When did you fall in love with poetry?
I once heard Jimmy Santiago Baca read. He discovered poetry in jail. He was learning to read, found poetry, and became a poet himself.
My friend, the poet Svea Barrett, says that poetry saved her during a difficult time in her life.
I fell in love on the floor of my brother's bedroom, on a sunny day in the late 1970s. My youngest brother was an infant and I was eight. Was he sleeping or playing quietly? Maybe he wasn't in the room at all. A copy of Robert Louis Stevenson's A Child's Garden of Verses sat in my lap.
We had plenty of books. I was familiar with nursery rhymes and books like The Big Orange Splot and Fortunately were family favorites. We also loved the Mr. Men series, which we'd brought back from trips to my mother's native England (you couldn't get them in the U.S. back then).
I loved books, but this was different. On this day, I had an experience. Like an epiphany.
|This illustration looks vaguely familiar.
How do you like to go up in a swing,
Up in the air so blue?
Oh, I do think it the pleasantest thing
Ever a child can do!
Up in the air and over the wall,
Till I can see so wide,
Rivers and trees and cattle and all
Over the countryside—
Till I look down on the garden green,
Down on the roof so brown—
Up in the air I go flying again,
Up in the air and down!
The weird thing was, I knew that place. My grandparents had a big house on the outskirts of a small Nottinghamshire village. We visited once a year. I had "my own" bedroom in their house. And from that bedroom's high window, I could literally look "over the wall,/ Till I can see so wide,/ Rivers and trees and cattle and all/ Over the countryside."

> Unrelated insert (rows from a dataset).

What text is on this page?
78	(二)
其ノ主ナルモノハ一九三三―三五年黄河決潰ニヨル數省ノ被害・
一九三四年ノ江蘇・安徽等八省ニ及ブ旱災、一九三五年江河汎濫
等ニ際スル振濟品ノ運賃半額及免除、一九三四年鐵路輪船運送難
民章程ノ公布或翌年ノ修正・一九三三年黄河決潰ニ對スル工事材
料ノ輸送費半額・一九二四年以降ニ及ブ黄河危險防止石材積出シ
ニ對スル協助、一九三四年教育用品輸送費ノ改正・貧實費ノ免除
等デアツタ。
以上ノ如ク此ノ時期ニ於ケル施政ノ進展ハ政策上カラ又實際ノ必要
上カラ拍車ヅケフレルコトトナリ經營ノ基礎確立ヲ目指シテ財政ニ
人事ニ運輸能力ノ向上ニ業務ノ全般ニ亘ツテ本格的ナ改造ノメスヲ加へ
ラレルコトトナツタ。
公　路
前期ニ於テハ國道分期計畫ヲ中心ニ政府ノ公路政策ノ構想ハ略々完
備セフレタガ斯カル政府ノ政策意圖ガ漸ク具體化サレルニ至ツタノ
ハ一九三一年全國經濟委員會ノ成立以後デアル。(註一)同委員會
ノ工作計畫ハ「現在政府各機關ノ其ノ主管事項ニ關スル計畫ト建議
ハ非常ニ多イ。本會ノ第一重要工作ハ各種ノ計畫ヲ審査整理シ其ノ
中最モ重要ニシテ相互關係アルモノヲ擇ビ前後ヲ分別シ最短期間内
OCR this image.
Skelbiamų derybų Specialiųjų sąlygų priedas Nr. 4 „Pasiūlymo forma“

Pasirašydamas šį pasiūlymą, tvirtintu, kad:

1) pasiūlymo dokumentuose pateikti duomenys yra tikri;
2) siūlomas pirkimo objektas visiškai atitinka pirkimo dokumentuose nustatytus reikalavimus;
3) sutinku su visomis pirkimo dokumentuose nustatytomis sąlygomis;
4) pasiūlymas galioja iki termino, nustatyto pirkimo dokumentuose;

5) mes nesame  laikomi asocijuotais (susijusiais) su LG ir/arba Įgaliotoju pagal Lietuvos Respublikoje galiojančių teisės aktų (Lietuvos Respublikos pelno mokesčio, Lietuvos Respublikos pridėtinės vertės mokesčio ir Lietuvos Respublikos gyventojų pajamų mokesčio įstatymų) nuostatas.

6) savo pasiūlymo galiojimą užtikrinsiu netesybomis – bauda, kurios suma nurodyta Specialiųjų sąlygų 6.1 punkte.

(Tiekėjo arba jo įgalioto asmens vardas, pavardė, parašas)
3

I remember, I couldn't stop staring at the picture in my book. That someone could describe this place that was special to me. In that moment, I was in our house in New Jersey, but I could see the landscape of far away England. I read the words again and felt the swinging motion in the rhythm. I could picture myself on that swing, high up, looking at the farms and fields surrounding my grandparents' house. I could picture myself coming down -- the brown brick of the house, my grandmother's rock garden beyond the kitchen window.
I think that I have loved poetry ever since. My next big crush was Edgar Allan Poe. Then William Carlos Williams. All along, I kept writing.
A high school field trip to the first Geraldine R. Dodge Poetry Festival sealed the deal. There, I was introduced to modern poets like Sonia Sanchez. The first poet I heard on that trip was Galway Kinnell, reading in a small church. The early light shone on him as he read -- I felt transported.
I love sharing poetry with children. I never know which poem is going to spark a light in which kid. (My daughter is partial to Calef Brown, particularly his poem "Olf," about a terrible -- as in not very good at his job -- pirate.)
What about you? Do you remember your first poetry epiphany, when the art form grabbed your heart and wouldn't let go?
|Poetry makes me feel like this guy.